Der Bericht gilt weithin als unverzichtbar für die Information von Regierungen und politischen Entscheidungsträgern über den aktuellen und zukünftigen Zustand des Weltklimas und die notwendigen Maßnahmen zur Bewältigung der Klimakrise.
Der Bericht prognostiziert, dass die 1,5°C-Grenze noch vor 2035 überschritten werden könnte. Dem Bericht zufolge müssen die Treibhausgasemissionen bis 2030 um fast die Hälfte gesenkt werden, um den Grenzwert von 1,5 °C zu erreichen oder zu unterschreiten, wobei weitere Reduzierungen folgen sollen. Nach Angaben der “International Energy Agency” wird die jährliche weltweite Öl- und Gasproduktion bis 2030 jedoch voraussichtlich steigen.
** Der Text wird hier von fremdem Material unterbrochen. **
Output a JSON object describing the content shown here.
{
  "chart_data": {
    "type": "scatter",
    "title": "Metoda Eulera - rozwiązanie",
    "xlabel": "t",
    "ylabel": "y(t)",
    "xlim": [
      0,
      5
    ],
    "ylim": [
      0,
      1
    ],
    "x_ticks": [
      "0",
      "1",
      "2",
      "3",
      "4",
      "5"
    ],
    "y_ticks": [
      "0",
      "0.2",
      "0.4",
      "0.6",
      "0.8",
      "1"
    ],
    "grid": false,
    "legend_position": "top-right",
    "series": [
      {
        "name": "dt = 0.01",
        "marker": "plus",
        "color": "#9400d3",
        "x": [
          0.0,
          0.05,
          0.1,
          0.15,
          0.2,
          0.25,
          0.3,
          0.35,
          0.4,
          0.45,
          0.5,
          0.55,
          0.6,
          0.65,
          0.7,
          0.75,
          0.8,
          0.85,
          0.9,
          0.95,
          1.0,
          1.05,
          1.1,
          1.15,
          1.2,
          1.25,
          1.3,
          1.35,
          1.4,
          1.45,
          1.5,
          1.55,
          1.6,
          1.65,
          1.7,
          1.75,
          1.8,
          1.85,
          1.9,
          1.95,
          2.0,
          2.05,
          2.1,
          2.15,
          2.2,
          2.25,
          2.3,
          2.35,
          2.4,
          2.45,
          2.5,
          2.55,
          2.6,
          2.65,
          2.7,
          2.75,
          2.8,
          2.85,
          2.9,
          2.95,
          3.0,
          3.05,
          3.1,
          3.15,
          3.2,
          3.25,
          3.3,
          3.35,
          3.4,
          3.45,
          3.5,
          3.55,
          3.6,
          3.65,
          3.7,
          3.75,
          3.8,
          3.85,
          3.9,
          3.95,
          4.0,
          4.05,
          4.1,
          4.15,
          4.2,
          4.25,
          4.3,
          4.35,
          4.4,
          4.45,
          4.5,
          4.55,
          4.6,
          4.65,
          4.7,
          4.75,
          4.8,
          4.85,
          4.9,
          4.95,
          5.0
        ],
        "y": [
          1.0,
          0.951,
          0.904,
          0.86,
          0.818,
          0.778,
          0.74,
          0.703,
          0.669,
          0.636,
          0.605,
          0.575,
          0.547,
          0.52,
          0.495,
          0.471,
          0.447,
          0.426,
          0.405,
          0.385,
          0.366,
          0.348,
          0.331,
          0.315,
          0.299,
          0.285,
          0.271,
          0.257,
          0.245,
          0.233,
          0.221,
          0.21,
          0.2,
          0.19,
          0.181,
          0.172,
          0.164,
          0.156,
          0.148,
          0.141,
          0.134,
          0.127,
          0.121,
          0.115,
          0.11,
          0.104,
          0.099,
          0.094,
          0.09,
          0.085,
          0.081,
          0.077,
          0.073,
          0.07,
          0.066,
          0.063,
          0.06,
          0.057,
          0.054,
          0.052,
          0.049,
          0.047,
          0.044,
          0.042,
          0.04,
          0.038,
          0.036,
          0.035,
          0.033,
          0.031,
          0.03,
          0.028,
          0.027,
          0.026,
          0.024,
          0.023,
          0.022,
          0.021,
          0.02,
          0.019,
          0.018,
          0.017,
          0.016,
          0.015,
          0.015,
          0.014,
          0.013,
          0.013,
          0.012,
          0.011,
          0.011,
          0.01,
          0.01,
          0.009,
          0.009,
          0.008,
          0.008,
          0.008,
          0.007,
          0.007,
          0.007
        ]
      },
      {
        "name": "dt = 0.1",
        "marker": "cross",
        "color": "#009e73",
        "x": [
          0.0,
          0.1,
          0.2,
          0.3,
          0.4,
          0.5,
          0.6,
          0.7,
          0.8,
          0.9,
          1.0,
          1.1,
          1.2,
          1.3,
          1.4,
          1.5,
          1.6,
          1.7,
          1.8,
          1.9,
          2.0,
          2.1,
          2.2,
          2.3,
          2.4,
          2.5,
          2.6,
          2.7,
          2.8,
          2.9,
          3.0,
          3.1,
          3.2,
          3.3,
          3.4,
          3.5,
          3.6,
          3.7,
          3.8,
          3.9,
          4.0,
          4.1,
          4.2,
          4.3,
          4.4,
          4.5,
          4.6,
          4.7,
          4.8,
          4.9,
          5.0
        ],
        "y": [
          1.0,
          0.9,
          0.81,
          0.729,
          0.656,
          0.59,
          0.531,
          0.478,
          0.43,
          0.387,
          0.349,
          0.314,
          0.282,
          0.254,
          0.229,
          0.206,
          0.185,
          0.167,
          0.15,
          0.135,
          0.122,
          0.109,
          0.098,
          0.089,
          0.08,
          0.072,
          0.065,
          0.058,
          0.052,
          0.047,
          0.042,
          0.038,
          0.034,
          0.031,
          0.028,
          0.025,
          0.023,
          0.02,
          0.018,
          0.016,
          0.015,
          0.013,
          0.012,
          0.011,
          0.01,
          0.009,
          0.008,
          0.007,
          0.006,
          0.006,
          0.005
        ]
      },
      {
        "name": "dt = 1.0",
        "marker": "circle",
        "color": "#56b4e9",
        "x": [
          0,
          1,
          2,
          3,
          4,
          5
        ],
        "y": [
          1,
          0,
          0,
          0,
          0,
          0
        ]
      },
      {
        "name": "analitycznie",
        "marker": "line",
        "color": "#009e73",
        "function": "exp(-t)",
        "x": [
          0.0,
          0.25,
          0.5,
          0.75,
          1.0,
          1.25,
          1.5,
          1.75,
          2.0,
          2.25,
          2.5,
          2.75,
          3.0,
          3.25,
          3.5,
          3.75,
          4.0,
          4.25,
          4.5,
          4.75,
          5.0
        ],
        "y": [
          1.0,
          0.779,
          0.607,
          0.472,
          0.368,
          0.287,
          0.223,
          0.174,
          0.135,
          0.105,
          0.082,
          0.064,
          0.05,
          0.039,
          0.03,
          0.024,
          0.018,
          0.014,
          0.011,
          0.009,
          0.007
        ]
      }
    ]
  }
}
Der IPCC stellt unmissverständlich fest, dass Treibhausgase, die vor allem durch die Nutzung fossiler Brennstoffe erzeugt werden, eine globale Erwärmung in noch nie dagewesenem Ausmaß verursachen, und dass das letzte Jahrzehnt das wärmste der letzten 125.000 Jahre war. Dies hat bereits “erhebliche Schäden und zunehmend irreversible Verluste” für Natur und Menschen verursacht.
Der Weltklimarat erkennt auch die unterschiedlichen Auswirkungen des Klimawandels an, die durch historische und andauernde Muster der Ungerechtigkeit wie den Kolonialismus verursacht werden, insbesondere für viele indigene Völker und marginalisierte Gemeinschaften. Der IPCC hat zudem hervorgehoben, wie die Priorisierung von Gleichheit, Klimagerechtigkeit, sozialer Gerechtigkeit, Inklusion und gerechten Übergangsprozessen die Bemühungen zur Emissionsreduzierung beschleunigen und zu einer klimaresistenten Entwicklung führen kann.